I'm building up to the meaning of the title of my blog.  If life is one big problem, than that phrase is my answer.  But it's not that simple, of course, so I want to share bits and pieces of who I am, and when it starts to come into focus, I will have a ta-da post explaining it.  I'm not ready yet.  If you follow along, you can be part of the process.

Today I want to write about hitting the escape key.  I am not going to tell you my whole sob story and bring it to a dramatic conclusion.  I am so many stories, mosaic bits that you (and I) see at odd intervals and angles.  There is nothing horrible going on for me to complain about, but my life tends to be chaotic.  I am so used to spinning around in it that it can be hard for me to see what I do to keep things in chaos instead of inviting order.  Chaos is to be expected when you live with other people, when both adults in the household work full-time, when there are two kids, and now two dogs in the house! 

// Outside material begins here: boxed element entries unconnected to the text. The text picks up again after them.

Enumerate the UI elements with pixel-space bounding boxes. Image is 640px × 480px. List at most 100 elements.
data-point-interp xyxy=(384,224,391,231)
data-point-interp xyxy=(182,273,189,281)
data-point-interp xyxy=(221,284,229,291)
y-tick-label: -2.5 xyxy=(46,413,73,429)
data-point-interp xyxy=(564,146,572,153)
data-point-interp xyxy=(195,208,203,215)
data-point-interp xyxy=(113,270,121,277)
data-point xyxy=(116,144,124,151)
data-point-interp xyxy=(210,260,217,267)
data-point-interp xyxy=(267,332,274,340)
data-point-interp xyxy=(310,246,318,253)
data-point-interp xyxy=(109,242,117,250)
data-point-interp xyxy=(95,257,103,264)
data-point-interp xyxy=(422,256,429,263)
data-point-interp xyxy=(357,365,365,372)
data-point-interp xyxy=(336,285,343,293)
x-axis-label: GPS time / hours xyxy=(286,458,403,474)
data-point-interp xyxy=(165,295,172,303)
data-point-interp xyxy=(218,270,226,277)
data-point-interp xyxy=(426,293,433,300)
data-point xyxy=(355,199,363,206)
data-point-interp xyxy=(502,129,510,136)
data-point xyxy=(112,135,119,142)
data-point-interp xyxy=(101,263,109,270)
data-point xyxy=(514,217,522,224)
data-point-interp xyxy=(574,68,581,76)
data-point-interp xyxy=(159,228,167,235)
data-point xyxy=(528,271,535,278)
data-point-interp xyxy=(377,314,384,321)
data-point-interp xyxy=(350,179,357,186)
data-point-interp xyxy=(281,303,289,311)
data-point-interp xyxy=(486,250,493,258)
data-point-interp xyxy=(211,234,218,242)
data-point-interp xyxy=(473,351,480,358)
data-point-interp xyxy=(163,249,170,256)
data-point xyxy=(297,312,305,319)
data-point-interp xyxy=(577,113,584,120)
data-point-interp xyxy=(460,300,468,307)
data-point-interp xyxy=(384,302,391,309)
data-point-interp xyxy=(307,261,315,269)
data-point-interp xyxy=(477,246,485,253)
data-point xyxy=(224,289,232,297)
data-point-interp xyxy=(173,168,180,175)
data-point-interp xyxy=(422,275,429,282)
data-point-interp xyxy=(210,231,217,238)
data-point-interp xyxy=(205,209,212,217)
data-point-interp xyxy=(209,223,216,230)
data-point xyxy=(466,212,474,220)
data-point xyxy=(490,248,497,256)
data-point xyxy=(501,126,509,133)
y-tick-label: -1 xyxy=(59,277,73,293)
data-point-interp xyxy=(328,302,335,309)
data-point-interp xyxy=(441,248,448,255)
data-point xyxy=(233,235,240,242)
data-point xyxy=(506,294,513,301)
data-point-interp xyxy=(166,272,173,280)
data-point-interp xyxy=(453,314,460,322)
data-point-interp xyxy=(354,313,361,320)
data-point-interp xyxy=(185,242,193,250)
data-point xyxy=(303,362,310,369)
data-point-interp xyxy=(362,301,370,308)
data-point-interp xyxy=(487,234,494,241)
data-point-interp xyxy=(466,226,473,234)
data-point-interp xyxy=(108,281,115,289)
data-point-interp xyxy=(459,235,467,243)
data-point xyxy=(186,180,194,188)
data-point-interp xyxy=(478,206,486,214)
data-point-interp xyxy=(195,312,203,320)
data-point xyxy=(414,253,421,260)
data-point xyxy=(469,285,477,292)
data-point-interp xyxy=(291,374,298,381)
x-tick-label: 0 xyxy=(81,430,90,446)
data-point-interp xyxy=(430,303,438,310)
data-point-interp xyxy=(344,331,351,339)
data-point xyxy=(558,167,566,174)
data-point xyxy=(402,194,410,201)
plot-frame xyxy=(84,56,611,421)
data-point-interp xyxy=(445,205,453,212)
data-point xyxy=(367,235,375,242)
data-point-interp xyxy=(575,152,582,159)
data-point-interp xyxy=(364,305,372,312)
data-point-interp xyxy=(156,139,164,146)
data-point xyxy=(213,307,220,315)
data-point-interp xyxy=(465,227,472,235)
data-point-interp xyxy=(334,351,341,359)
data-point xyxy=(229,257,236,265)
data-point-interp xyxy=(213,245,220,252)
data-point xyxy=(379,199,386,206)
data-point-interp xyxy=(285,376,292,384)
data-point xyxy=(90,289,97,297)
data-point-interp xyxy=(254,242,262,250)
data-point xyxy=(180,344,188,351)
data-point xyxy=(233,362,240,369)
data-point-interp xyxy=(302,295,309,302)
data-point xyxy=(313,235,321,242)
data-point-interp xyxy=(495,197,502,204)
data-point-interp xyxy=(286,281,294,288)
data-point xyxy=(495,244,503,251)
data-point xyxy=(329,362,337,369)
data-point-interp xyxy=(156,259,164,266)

The dogs were just added last week, and some may judge our adding them to our terribly messy, disorganized, in many places dirty, house (CHAOS by FlyLady's definition) and busy lives.  They are choices, though, like everything.  They are bringing joy to our lives and I do know that it was a decision I did not make lightly, and I did not bring them into my life in order to distract myself from important work.  I pack my life too full and it is frequently a way to avoid some ugliness or fear or sadness.  But that is not the purpose of the dogs, so I feel good about it.

I have an eating disorder.  I have been making strides in recovery and feeling really, really good.  Very happy.  Many of the chaotic bits of life have been becoming orderly and I have been HAPPY and not using food as a substitute for love, to ease anxiety, or... any number of ways I have made food dysfunctionally useful beyond its actual value as fuel for the body.  I have dealt with many changes and worries in the past through week, in a variety of adaptive ways, and have been grateful to people in my life, especially my spouse, and proud of myself, and hopeful. 

In the past couple of days, however, I hit some road blocks.  I'm not saying what they were, but I wasn't taking good enough care of myself to access the sense that obstacles can be overcome.  Part of the stress was grief over letting go of the eating disorder itself, which I let propel me right back into it, bingeing and inviting old [unhelpful] messages from one part of me to the others to repeat themselves.  I left my fine spouse thinking I faulted him for my foul mood.  I thought again of needing to escape.  I hadn't needed the idea of "escape" in a long time.

The word "escape" reminded me of a message I intended to give myself.  The escape key on a keyboard has these 3 letters:  ESC.  I've discovered that I like to ply language into positive self-talk (to combat the negative messages that I seem to give myself too readily), and one of my favorite methods is using acronyms.  ESC to me needs to represent Exquisite Self Care.  The phrase came to me from SARK, and I have found it all over the Internet, now.  The word exquisite is essential because self-care has to be so much more than the basics.  Here is parenting blog that shows someone else's experience with ESC, and her resource (one I haven't tried yet).

I created a chain in my mind that is helping bring me back into balance.  When I thought, "I just want to escape," it triggered the phrase "hit the ESC key," which reminded me of Exquisite Self-Care.  So I looked back and saw that despite all the fantastic things happening in my life, my self-care has not been exquisite.  I will post more about what "exquisite" means to me, but for now, I just want to share the book that I got the phrase from. I'm tempted to try to say it all at once, but I am sticking to the mosaic approach.